"Wheel of Fortune" can offer up some mind-boggling puzzles. But when an entire phrase is spelled out, contestants generally have no trouble solving — but that wasn't true for player Julian Batts, who some viewers are now calling the "worst" player in the history of the show.
After a series of fortunate spins — high dollar amounts, the $1 million wedge and a trip to London — the Indiana University student had every letter on the board revealed. And he still lost the round.
The solution was "mythological hero Achilles." Seems pretty straightforward, but the pronunciation of "Achilles" stumped the young player, who said "A-chill-us" and got the Buzzer of Denial instead of rousing applause. The round then went to a young woman named Shelby from Texas A&M, who correctly pronounced "Achilles."
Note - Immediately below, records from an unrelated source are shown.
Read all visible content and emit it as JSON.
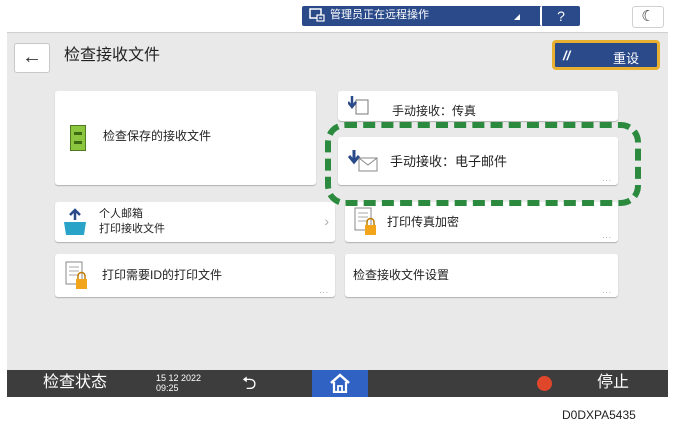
{
  "status_bar": {
    "remote_text": "管理员正在远程操作",
    "help_label": "?",
    "energy_label": "☾"
  },
  "header": {
    "back_label": "←",
    "title": "检查接收文件",
    "reset_label": "重设"
  },
  "tiles": {
    "check_saved": "检查保存的接收文件",
    "manual_fax": "手动接收：传真",
    "manual_email": "手动接收：电子邮件",
    "personal_box_line1": "个人邮箱",
    "personal_box_line2": "打印接收文件",
    "print_fax_encrypted": "打印传真加密",
    "print_id_files": "打印需要ID的打印文件",
    "check_settings": "检查接收文件设置"
  },
  "more_glyph": "...",
  "bottom_bar": {
    "status_label": "检查状态",
    "date": "15 12 2022",
    "time": "09:25",
    "stop_label": "停止"
  },
  "image_code": "D0DXPA5435",
  "colors": {
    "accent_blue": "#2a4a8a",
    "home_blue": "#2f62c3",
    "highlight_green": "#2b8a3e",
    "reset_border": "#e8b030",
    "stop_red": "#e0472a"
  }
}
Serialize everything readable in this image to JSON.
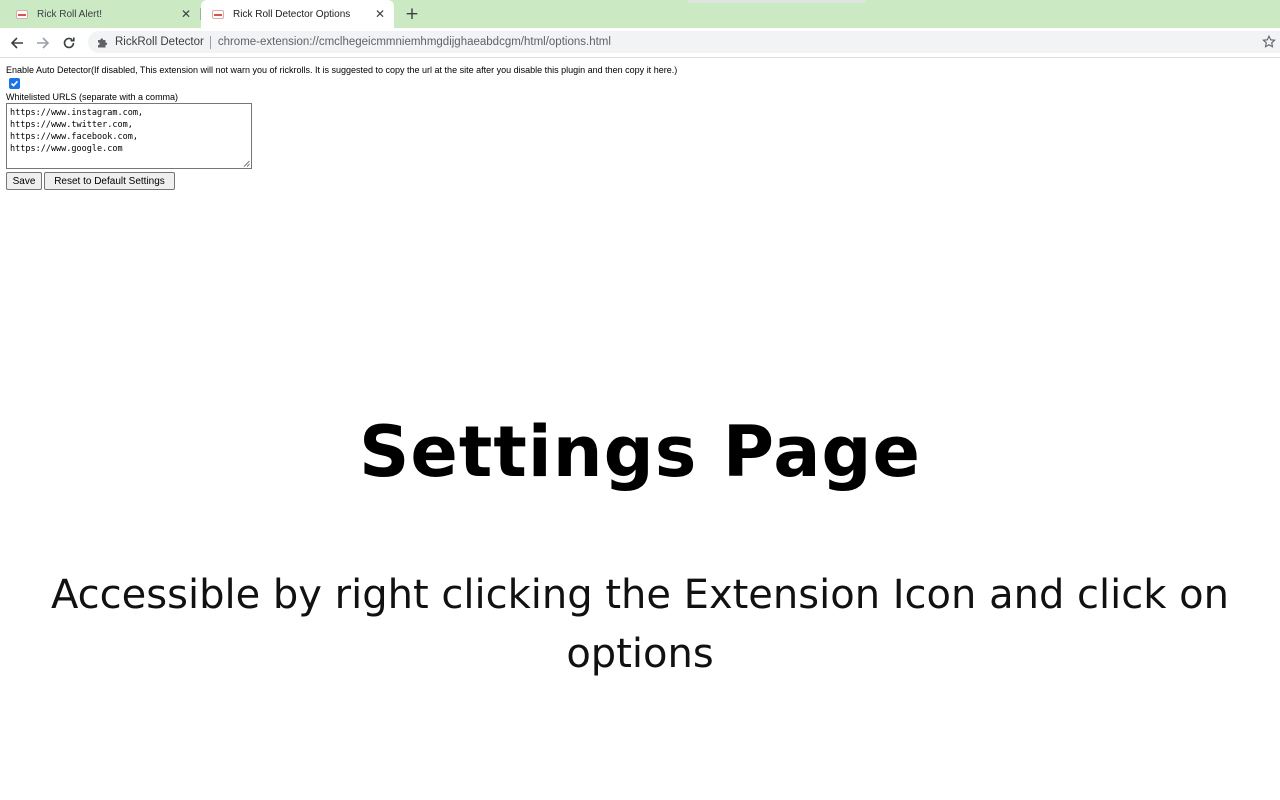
{
  "browser": {
    "tabs": [
      {
        "title": "Rick Roll Alert!",
        "close": "✕"
      },
      {
        "title": "Rick Roll Detector Options",
        "close": "✕"
      }
    ],
    "new_tab": "+",
    "omnibox": {
      "site_name": "RickRoll Detector",
      "url": "chrome-extension://cmclhegeicmmniemhmgdijghaeabdcgm/html/options.html"
    }
  },
  "settings": {
    "auto_detector_label": "Enable Auto Detector(If disabled, This extension will not warn you of rickrolls. It is suggested to copy the url at the site after you disable this plugin and then copy it here.)",
    "auto_detector_checked": true,
    "whitelist_label": "Whitelisted URLS (separate with a comma)",
    "whitelist_value": "https://www.instagram.com,\nhttps://www.twitter.com,\nhttps://www.facebook.com,\nhttps://www.google.com",
    "save_label": "Save",
    "reset_label": "Reset to Default Settings"
  },
  "main": {
    "title": "Settings Page",
    "subtitle": "Accessible by right clicking the Extension Icon and click on options"
  },
  "colors": {
    "tabstrip": "#cbe9c3",
    "checkbox": "#1a73e8"
  }
}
"When it comes to names ... even though the letters are up there, because you have to solve it, which is what you did. You have to say it, and (Shelby) said it," host Pat Sajak explained.
"One of the rules of 'Wheel of Fortune' is when a contestant tries to solve a puzzle, they must pronounce it using the generally accepted pronunciation," a spokesperson for the game show told TODAY.
But that wasn't the end of Julian's embarrassing moves. During another puzzle in which he made some amazing spins — including landing both of the half-car wedges — the Indiana U student had all but two letters revealed on the board when he made an unfortunate guess and gave Shelby another win.
One might think the third time would be the charm for him, but he botched yet another puzzle! With the majority of the letters revealed, Julian guessed the "thing" incorrectly. His solution? "On-the-spot dicespin." The actual solution, which Shelby once again landed? "On-the-spot decision."
But it all worked out. With winnings of $11,700, Julian still (somehow) managed to make it to the bonus round at the end.
"I don't think anyone's ever taken a more circuitous route to victory, but the important thing is you're here!" Sajak joked.
TODAY's Natalie Morales guessed Monday, "He's gotta be feeling pretty bad today."
But Julian apparently wasn't feeling that terrible. He told "Good Morning America" that playing "Wheel of Fortune" "was one of the greatest experiences I've accomplished so far."
As for the Achilles mispronunciation boo-boo? "It just kind of hit me like a train, and I really didn't know how to react to it," Julian said. "I didn't feel like I made a mistake, but I feel like I solved the puzzle entirely and all I had to do was read it and I just went for it and did my best."
His best may not have been enough for that particular round, but the college student shouldn't feel too bad. A player named Paul also made a pronunciation error during a game in September and lost a similar chance to win $1 million.